Governo Monti e democrazia commissariata

martedì, 15 novembre 2011

Questo articolo è uscito su “Vanity Fair”.

Quando Mario Monti accettò il mio invito tv all’Infedele, lo scorso 26 settembre, mi aspettavo certo che l’ansia per la crisi e la curiosità per l’uomo nuovo ci avrebbero gratificato di qualche punticino di share; ma temevo che sul mio blog si sarebbe riversata una massa imbarazzante di commenti ruvidi all’indirizzo dell’“euroburocrate”. Fu una vera sorpresa scoprire, a notte fonda, che prevalevano nettamente gli apprezzamenti. In particolare per una certa umiltà, la sensazione che il professore si mettesse davvero in ascolto anziché limitarsi a sciorinare dall’alto le proprie competenze.
La diversa postura non basta, ci mancherebbe, a fugare il sospetto di un cambio di governo telecomandato dall’alto dopo la fallimentare riunione a Cannes di un G20 sbandato e impaurito: non è certo una coincidenza se durante il week end successivo si è consumata la crisi di governo in entrambi i paesi epicentro dell’uragano finanziario, la Grecia e l’Italia.
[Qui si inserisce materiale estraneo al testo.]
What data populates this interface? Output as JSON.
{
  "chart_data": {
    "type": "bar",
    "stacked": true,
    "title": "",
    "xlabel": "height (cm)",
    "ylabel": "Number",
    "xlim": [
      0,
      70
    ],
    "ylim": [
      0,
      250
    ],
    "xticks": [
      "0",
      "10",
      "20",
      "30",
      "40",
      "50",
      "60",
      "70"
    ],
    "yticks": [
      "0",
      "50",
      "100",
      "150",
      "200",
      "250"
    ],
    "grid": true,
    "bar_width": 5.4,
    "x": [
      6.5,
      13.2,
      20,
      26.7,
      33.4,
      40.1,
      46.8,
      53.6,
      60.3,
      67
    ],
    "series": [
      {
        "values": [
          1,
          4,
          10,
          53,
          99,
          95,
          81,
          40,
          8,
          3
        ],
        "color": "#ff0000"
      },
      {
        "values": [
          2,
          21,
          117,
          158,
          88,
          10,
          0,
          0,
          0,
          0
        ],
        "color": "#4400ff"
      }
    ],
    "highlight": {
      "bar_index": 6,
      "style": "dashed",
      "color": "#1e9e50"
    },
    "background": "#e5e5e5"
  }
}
Che ora, guarda caso, sono guidati ambedue da personalità come Lucas Papademos e Mario Monti di formazione tecnica e molto bene inseriti nell’establishment finanziario. E’ un problema serio, le regole dell’economia globale mal si conciliano con l’esercizio democratico della sovranità popolare in un mondo reso interdipendente dalle migrazioni, dagli intrecci azionari, dalle comunità accademiche, e non solo dalla speculazione e dalle multinazionali.
Eppure vale la pena di rilevare questa sensibilità politica di Monti nell’adeguarsi con stile dimesso, che gli è connaturato, allo spirito dei tempi. Il nuovo capo del governo italiano riconosce la scandalosa sottovalutazione fin qui perpetrata dell’equità sociale e parte con la disposizione d’animo giusta anche per realizzare quei tagli ai costi della politica tante volte promessi e rimasti sulla carta. Insomma, consiglio di non sottovalutarne il futuro di leader a tutto tondo, in un paese che ha già visto molti tecnici trasformarsi in padri della patria.
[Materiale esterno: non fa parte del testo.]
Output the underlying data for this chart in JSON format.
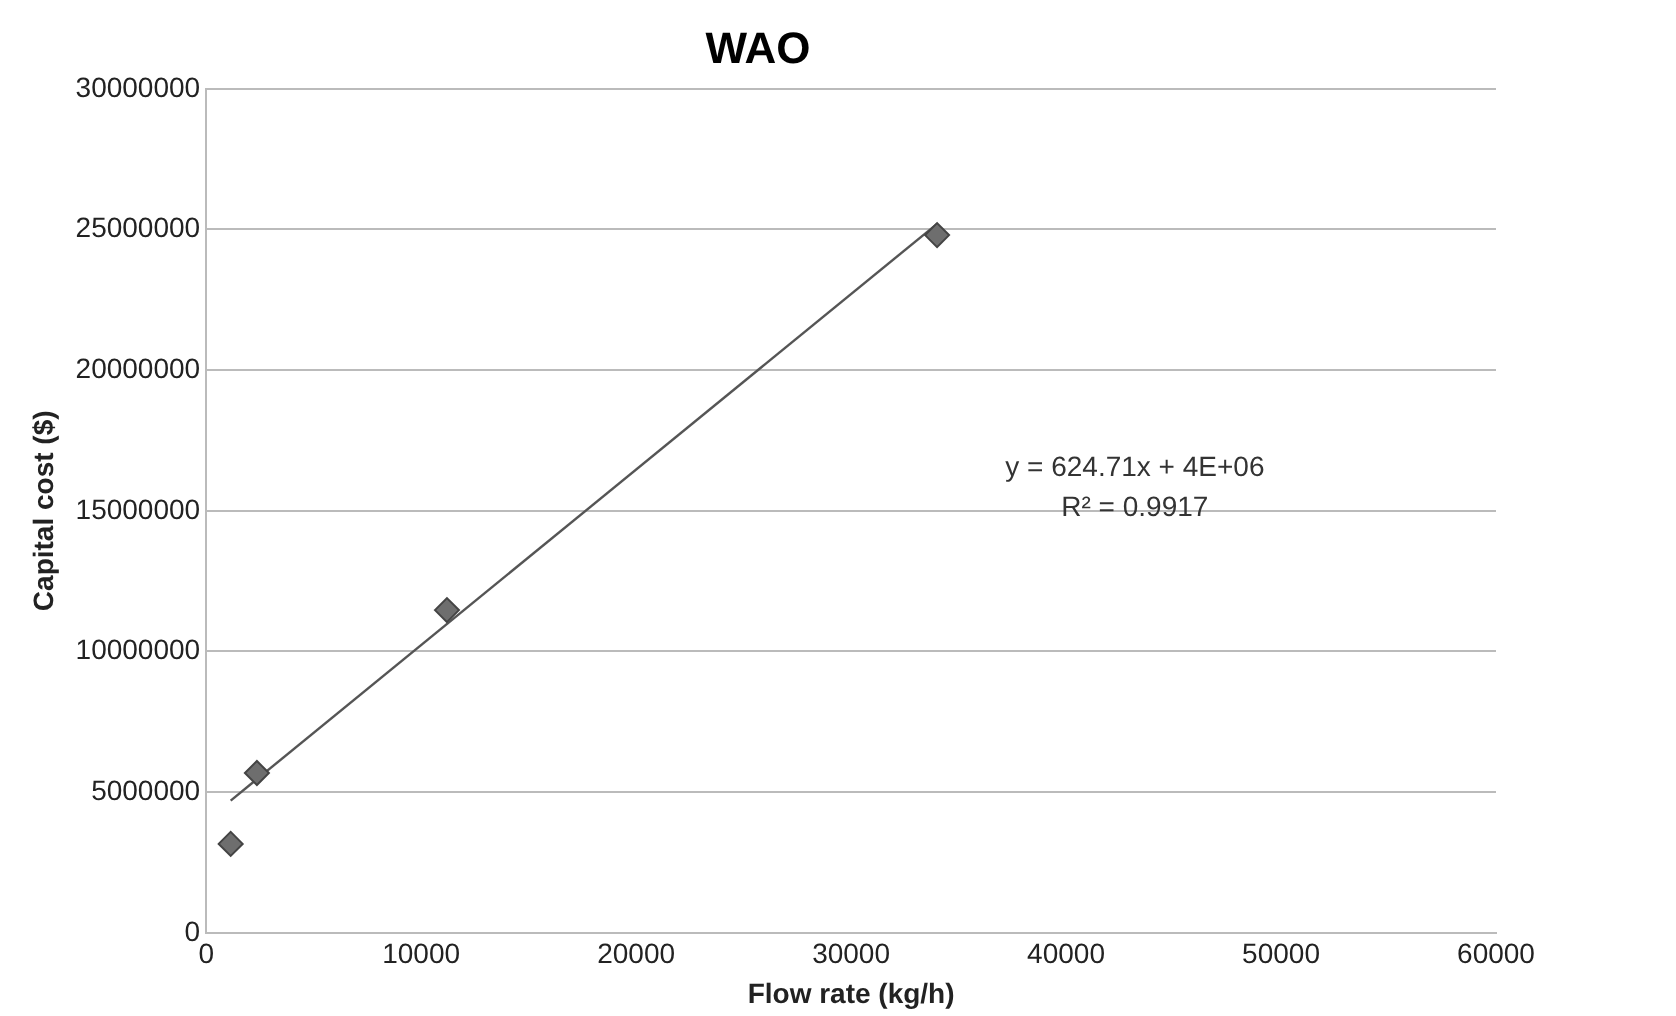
{
  "chart_data": {
    "type": "scatter",
    "title": "WAO",
    "xlabel": "Flow rate (kg/h)",
    "ylabel": "Capital cost ($)",
    "xlim": [
      0,
      60000
    ],
    "xticks": [
      0,
      10000,
      20000,
      30000,
      40000,
      50000,
      60000
    ],
    "ylim": [
      0,
      30000000
    ],
    "yticks": [
      0,
      5000000,
      10000000,
      15000000,
      20000000,
      25000000,
      30000000
    ],
    "grid": "y",
    "legend": false,
    "marker": "diamond",
    "series": [
      {
        "color": "#6e6e6e",
        "x": [
          1140,
          2360,
          11200,
          34000
        ],
        "values": [
          3160000,
          5680000,
          11470000,
          24800000
        ]
      },
      {
        "type": "line",
        "color": "#555555",
        "x": [
          1140,
          34000
        ],
        "values": [
          4700000,
          25200000
        ],
        "marker": "none"
      }
    ],
    "annotations": [
      "y = 624.71x + 4E+06",
      "R² = 0.9917"
    ]
  }
}
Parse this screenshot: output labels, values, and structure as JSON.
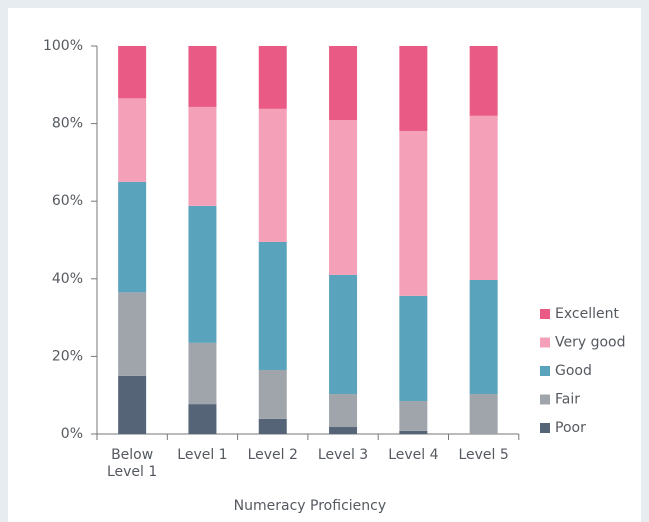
{
  "chart_data": {
    "type": "stacked_bar",
    "x_label": "Numeracy Proficiency",
    "categories": [
      "Below Level 1",
      "Level 1",
      "Level 2",
      "Level 3",
      "Level 4",
      "Level 5"
    ],
    "series": [
      {
        "name": "Poor",
        "color": "#556577",
        "values": [
          15,
          7.7,
          3.9,
          1.8,
          0.8,
          0
        ]
      },
      {
        "name": "Fair",
        "color": "#a0a5ac",
        "values": [
          21.5,
          15.8,
          12.6,
          8.5,
          7.7,
          10.3
        ]
      },
      {
        "name": "Good",
        "color": "#5aa3bd",
        "values": [
          28.5,
          35.3,
          33,
          30.7,
          27.1,
          29.4
        ]
      },
      {
        "name": "Very good",
        "color": "#f4a0b9",
        "values": [
          21.5,
          25.5,
          34.3,
          39.9,
          42.5,
          42.3
        ]
      },
      {
        "name": "Excellent",
        "color": "#e95b85",
        "values": [
          13.5,
          15.7,
          16.2,
          19.1,
          21.9,
          18
        ]
      }
    ],
    "ylim": [
      0,
      100
    ],
    "yticks": [
      {
        "value": 0,
        "label": "0%"
      },
      {
        "value": 20,
        "label": "20%"
      },
      {
        "value": 40,
        "label": "40%"
      },
      {
        "value": 60,
        "label": "60%"
      },
      {
        "value": 80,
        "label": "80%"
      },
      {
        "value": 100,
        "label": "100%"
      }
    ],
    "legend": "right"
  }
}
Una volta riconosciuto che esiste, serissimo, il pericolo di un’incompatibilità tra finanza e democrazia, evitiamo però di lasciarci incantare dalle lamentazioni della destra italiana orfana del suo governo. Colpo di Stato? Governo senza legittimità? Berlusconi dimissionario per “generosità” pur conservando la maggioranza parlamentare? Sono tutte balle. La prima spinta alla caduta di Berlusconi è venuta, possente, dalle elezioni amministrative di primavera, quasi un plebiscito per la nettezza dei risultati che lo certificavano sconfitto in casa propria, a Milano. Seguite da ventisette milioni di Sì a un referendum antigovernativo che dopo 16 anni recuperava il quorum nell’incredulità dell’intera classe dirigente. L’emorragia di consensi parlamentari sofferta dal centrodestra, ridotto fino a soli 308 deputati alla Camera dove nel 2008 godeva di almeno sessanta voti di scarto, è stata la conseguenza di una evidente delegittimazione popolare. Nessuno può onestamente sostenere che Berlusconi sia caduto solo a causa della sfiducia dei mercati.
Quanto ai vaniloqui fascistoidi contro il presunto nuovo potere “pluto-massonico”, Michele Serra ha ben ricordato a tutti che l’abbiamo finito appena di sperimentare: forse che non ci ha governati fin qui l’uomo più ricco della nazione, iscritto a una loggia massonica riconosciuta eversiva come la P2? Non sono affatto sicuro che basti un governo Monti a evitare il default italiano. Ma intanto voltiamo pagina.